In NSW, the season at Perisher would decline from 117 days to 101 days by 2050 and Thredbo from 111 days to 96 days under a low-emissions scenario. Even in a mid-emissions scenario, the season would still last a few months.
In Victoria, Falls Creek would shrink from 109 days to 95 days in 2050 under a low-emissions scenario or 91 days under a mid-emissions scenario. Mount Buller would fare much worse, declining from 93 days to 70 days in 2050 under the low-emissions scenario and 58 days under the mid-emissions scenario.
Lake Mountain, the closest resort to Melbourne, popular with families for toboggan runs and snow play as well as cross-country skiing, would decline sharply even with a low-emissions scenario: from 59 days to 24 days by 2050.
Under the low-emissions scenario, the big Victorian resorts would have longer seasons by 2080 than in 2050, showing the potential repair of the climate.
The high-emissions scenario means the entire industry will snowplough off a cliff between 2050 and 2080, with the ski season shrinking to zero days at many resorts. The higher-altitude resorts of Mount Hotham and Charlotte Pass would be the sole survivors, with 18 days and 12 days, respectively.
Snow cover in the Australian Alps reduced by 30 per cent between 1954 and 2012, and the length of the ski season contracted by 17 to 28 per cent across most resorts, the research says.
Backhouse has noticed the snow has become less reliable over the past decade as well.
“What we’re really seeing is a kind of derailing of our winters, and they’re becoming more sporadic and harder to predict,” Backhouse said. “That has massive, wide-reaching implications across the whole industry and for the communities.”
Loading
Australian Ski Areas Association chair Noel Landry said Australian resorts were world leaders in embracing new technology and making year-round investments to adapt to and mitigate against seasonal variability.
“From grooming to snowmaking, Australian ski areas are some of the best in the world at snow management, which is why skiers and snowboarders at Australian resorts are, in general, enjoying more days on the slopes, not less, compared with 40 years ago, despite the challenges of climate changes,” Landry said.
Backhouse said snowmaking offered a buffer but was expensive to build and run, and could only be used on the most accessible slopes.
Less snow would also damage the ecology of the Australian Alps, which extend over 1.6 million hectares of public land. The High Country, with its wetlands, bogs and fens, is home to 31 endemic plant species and endangered animals such as the mountain pygmy possum and the southern corroboree frog.

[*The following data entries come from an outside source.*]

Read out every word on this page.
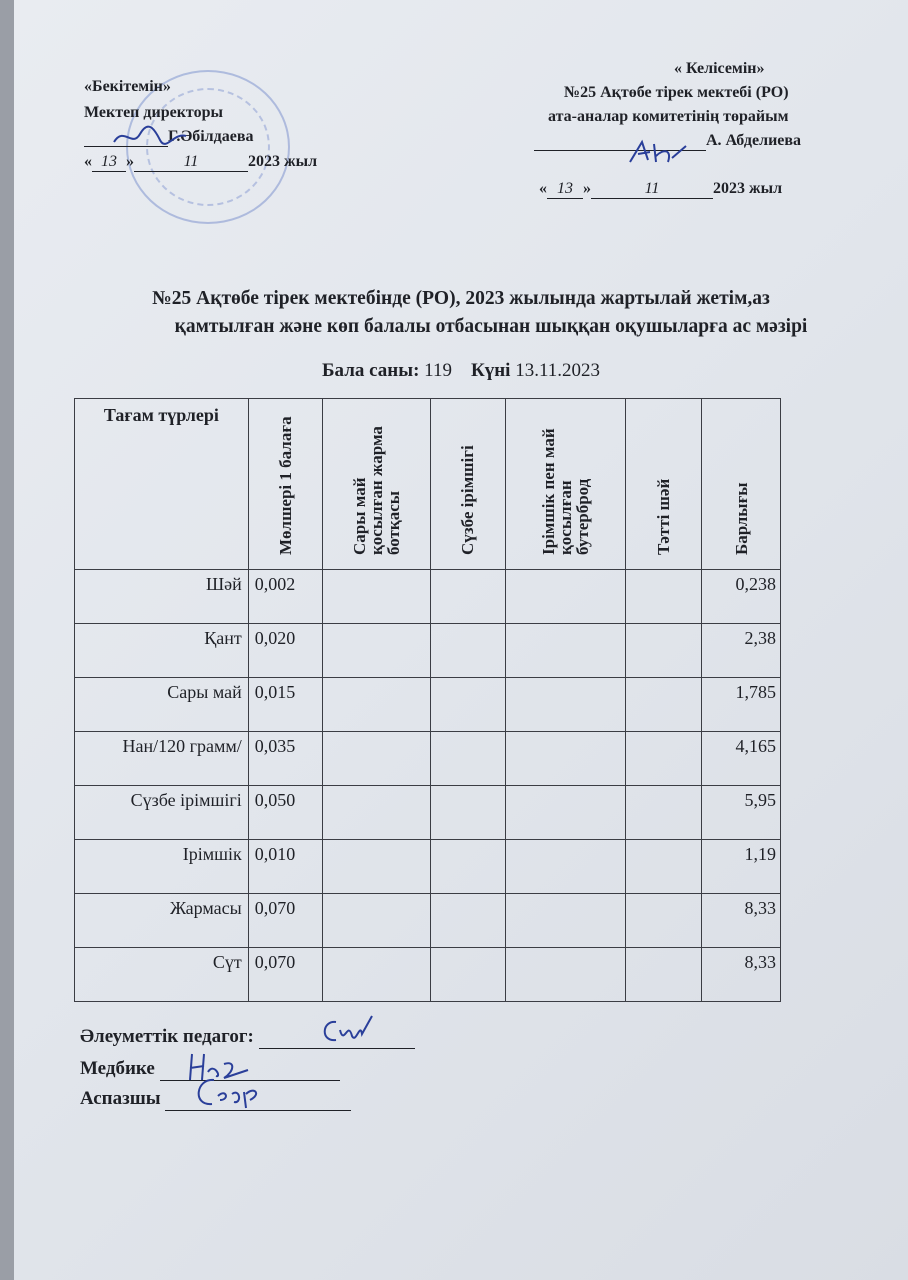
«Бекітемін»
Мектеп директоры
Г.Әбілдаева
« 13 »	11	2023 жыл
« Келісемін»
№25 Ақтөбе тірек мектебі (РО)
ата-аналар комитетінің төрайым
А. Абделиева
« 13 »	11	2023 жыл
№25 Ақтөбе тірек мектебінде (РО), 2023 жылында жартылай жетім,аз
қамтылған және көп балалы отбасынан шыққан оқушыларға ас мәзірі
Бала саны: 119 Күні 13.11.2023
Тағам түрлері	Мөлшері 1 балаға	Сары май қосылған жарма ботқасы	Сүзбе ірімшігі	Ірімшік пен май қосылған бутерброд	Тәтті шәй	Барлығы
Шәй	0,002					0,238
Қант	0,020					2,38
Сары май	0,015					1,785
Нан/120 грамм/	0,035					4,165
Сүзбе ірімшігі	0,050					5,95
Ірімшік	0,010					1,19
Жармасы	0,070					8,33
Сүт	0,070					8,33
Әлеуметтік педагог:
Медбике
Аспазшы
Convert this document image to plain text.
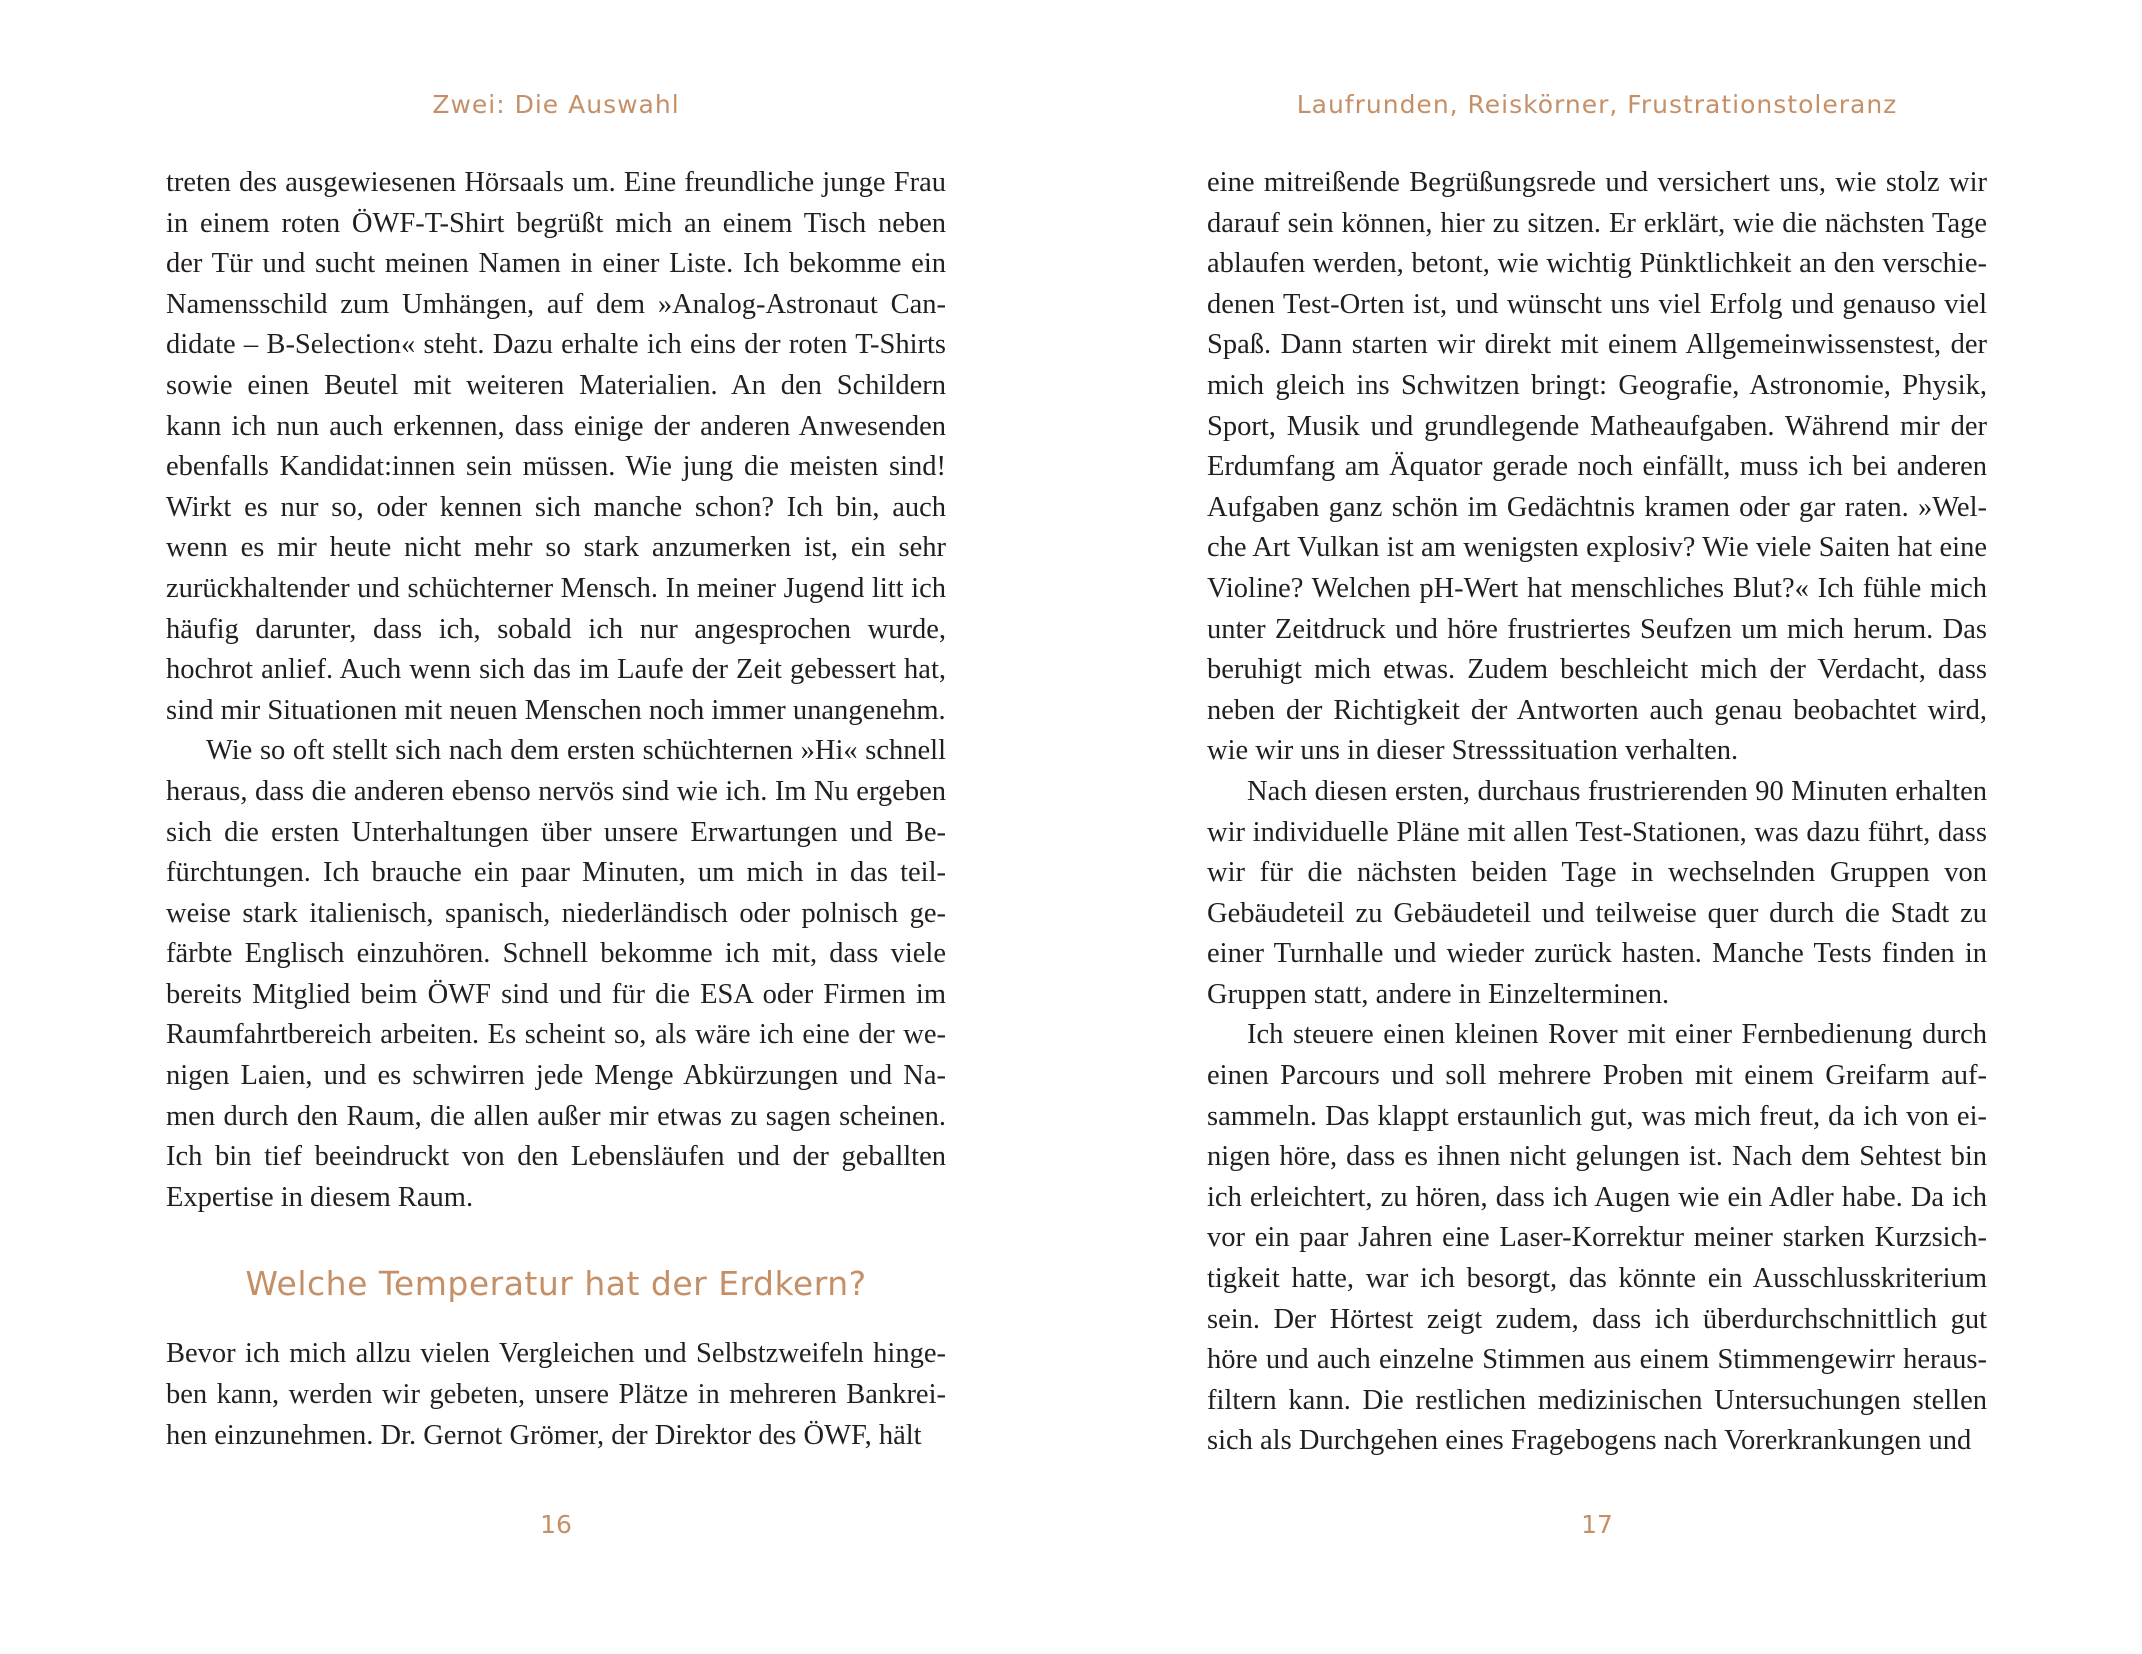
Zwei: Die Auswahl

treten des ausgewiesenen Hörsaals um. Eine freundliche junge Frau in einem roten ÖWF-T-Shirt begrüßt mich an einem Tisch neben der Tür und sucht meinen Namen in einer Liste. Ich bekomme ein Namensschild zum Umhängen, auf dem »Analog-Astronaut Candidate – B-Selection« steht. Dazu erhalte ich eins der roten T-Shirts sowie einen Beutel mit weiteren Materialien. An den Schildern kann ich nun auch erkennen, dass einige der anderen Anwesenden ebenfalls Kandidat:innen sein müssen. Wie jung die meisten sind! Wirkt es nur so, oder kennen sich manche schon? Ich bin, auch wenn es mir heute nicht mehr so stark anzumerken ist, ein sehr zurückhaltender und schüchterner Mensch. In meiner Jugend litt ich häufig darunter, dass ich, sobald ich nur angesprochen wurde, hochrot anlief. Auch wenn sich das im Laufe der Zeit gebessert hat, sind mir Situationen mit neuen Menschen noch immer unangenehm.

Wie so oft stellt sich nach dem ersten schüchternen »Hi« schnell heraus, dass die anderen ebenso nervös sind wie ich. Im Nu ergeben sich die ersten Unterhaltungen über unsere Erwartungen und Befürchtungen. Ich brauche ein paar Minuten, um mich in das teilweise stark italienisch, spanisch, niederländisch oder polnisch gefärbte Englisch einzuhören. Schnell bekomme ich mit, dass viele bereits Mitglied beim ÖWF sind und für die ESA oder Firmen im Raumfahrtbereich arbeiten. Es scheint so, als wäre ich eine der wenigen Laien, und es schwirren jede Menge Abkürzungen und Namen durch den Raum, die allen außer mir etwas zu sagen scheinen. Ich bin tief beeindruckt von den Lebensläufen und der geballten Expertise in diesem Raum.

Welche Temperatur hat der Erdkern?

Bevor ich mich allzu vielen Vergleichen und Selbstzweifeln hingeben kann, werden wir gebeten, unsere Plätze in mehreren Bankreihen einzunehmen. Dr. Gernot Grömer, der Direktor des ÖWF, hält

16
Laufrunden, Reiskörner, Frustrationstoleranz

eine mitreißende Begrüßungsrede und versichert uns, wie stolz wir darauf sein können, hier zu sitzen. Er erklärt, wie die nächsten Tage ablaufen werden, betont, wie wichtig Pünktlichkeit an den verschiedenen Test-Orten ist, und wünscht uns viel Erfolg und genauso viel Spaß. Dann starten wir direkt mit einem Allgemeinwissenstest, der mich gleich ins Schwitzen bringt: Geografie, Astronomie, Physik, Sport, Musik und grundlegende Matheaufgaben. Während mir der Erdumfang am Äquator gerade noch einfällt, muss ich bei anderen Aufgaben ganz schön im Gedächtnis kramen oder gar raten. »Welche Art Vulkan ist am wenigsten explosiv? Wie viele Saiten hat eine Violine? Welchen pH-Wert hat menschliches Blut?« Ich fühle mich unter Zeitdruck und höre frustriertes Seufzen um mich herum. Das beruhigt mich etwas. Zudem beschleicht mich der Verdacht, dass neben der Richtigkeit der Antworten auch genau beobachtet wird, wie wir uns in dieser Stresssituation verhalten.

Nach diesen ersten, durchaus frustrierenden 90 Minuten erhalten wir individuelle Pläne mit allen Test-Stationen, was dazu führt, dass wir für die nächsten beiden Tage in wechselnden Gruppen von Gebäudeteil zu Gebäudeteil und teilweise quer durch die Stadt zu einer Turnhalle und wieder zurück hasten. Manche Tests finden in Gruppen statt, andere in Einzelterminen.

Ich steuere einen kleinen Rover mit einer Fernbedienung durch einen Parcours und soll mehrere Proben mit einem Greifarm aufsammeln. Das klappt erstaunlich gut, was mich freut, da ich von einigen höre, dass es ihnen nicht gelungen ist. Nach dem Sehtest bin ich erleichtert, zu hören, dass ich Augen wie ein Adler habe. Da ich vor ein paar Jahren eine Laser-Korrektur meiner starken Kurzsichtigkeit hatte, war ich besorgt, das könnte ein Ausschlusskriterium sein. Der Hörtest zeigt zudem, dass ich überdurchschnittlich gut höre und auch einzelne Stimmen aus einem Stimmengewirr herausfiltern kann. Die restlichen medizinischen Untersuchungen stellen sich als Durchgehen eines Fragebogens nach Vorerkrankungen und

17
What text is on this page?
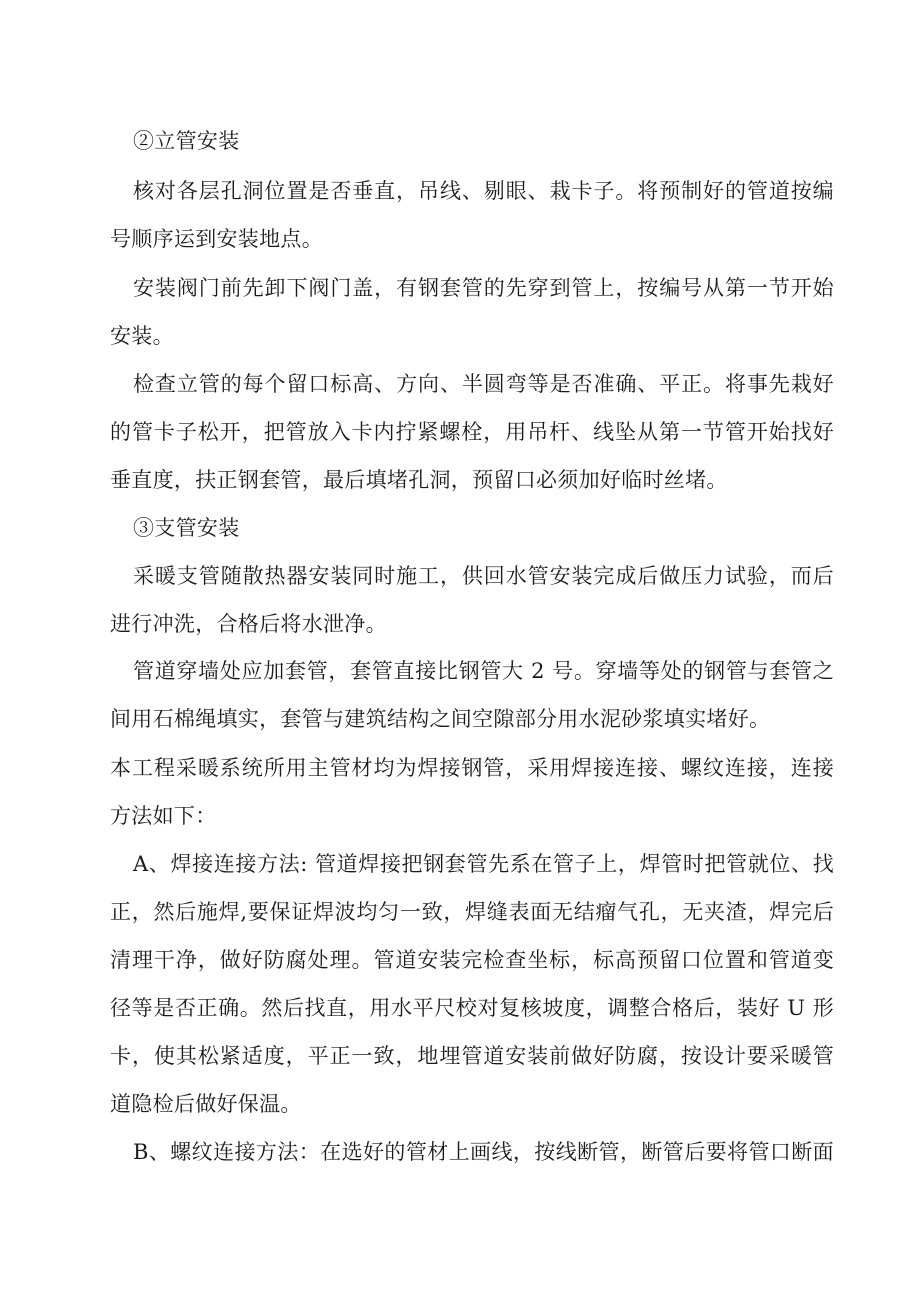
②立管安装
核对各层孔洞位置是否垂直，吊线、剔眼、栽卡子。将预制好的管道按编
号顺序运到安装地点。
安装阀门前先卸下阀门盖，有钢套管的先穿到管上，按编号从第一节开始
安装。
检查立管的每个留口标高、方向、半圆弯等是否准确、平正。将事先栽好
的管卡子松开，把管放入卡内拧紧螺栓，用吊杆、线坠从第一节管开始找好
垂直度，扶正钢套管，最后填堵孔洞，预留口必须加好临时丝堵。
③支管安装
采暖支管随散热器安装同时施工，供回水管安装完成后做压力试验，而后
进行冲洗，合格后将水泄净。
管道穿墙处应加套管，套管直接比钢管大 2 号。穿墙等处的钢管与套管之
间用石棉绳填实，套管与建筑结构之间空隙部分用水泥砂浆填实堵好。
本工程采暖系统所用主管材均为焊接钢管，采用焊接连接、螺纹连接，连接
方法如下：
A、焊接连接方法: 管道焊接把钢套管先系在管子上，焊管时把管就位、找
正，然后施焊,要保证焊波均匀一致，焊缝表面无结瘤气孔，无夹渣，焊完后
清理干净，做好防腐处理。管道安装完检查坐标，标高预留口位置和管道变
径等是否正确。然后找直，用水平尺校对复核坡度，调整合格后，装好 U 形
卡，使其松紧适度，平正一致，地埋管道安装前做好防腐，按设计要采暖管
道隐检后做好保温。
B、螺纹连接方法：在选好的管材上画线，按线断管，断管后要将管口断面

Professor Adrienne Nicotra, the report co-author and director of the Australian Mountain Research Facility, said climate change would mean less precipitation in the mountains overall and less of it falling as snow.
Loading
“Snow is a great way of sort of saving up water for later, while rain just rushes through the system quite quickly … and increases the risk of erosion,” Nicotra said.
Nicotra said the die-off of snow gums was concerning because trees captured some of the moisture in the air from fog that would otherwise blow over and be taken elsewhere.
The research says less snow would also reduce electricity production at the Snowy Hydro scheme and in-flows into the Murray Darling basin. The Australian Alps provide nearly a third of the basin’s annual flows.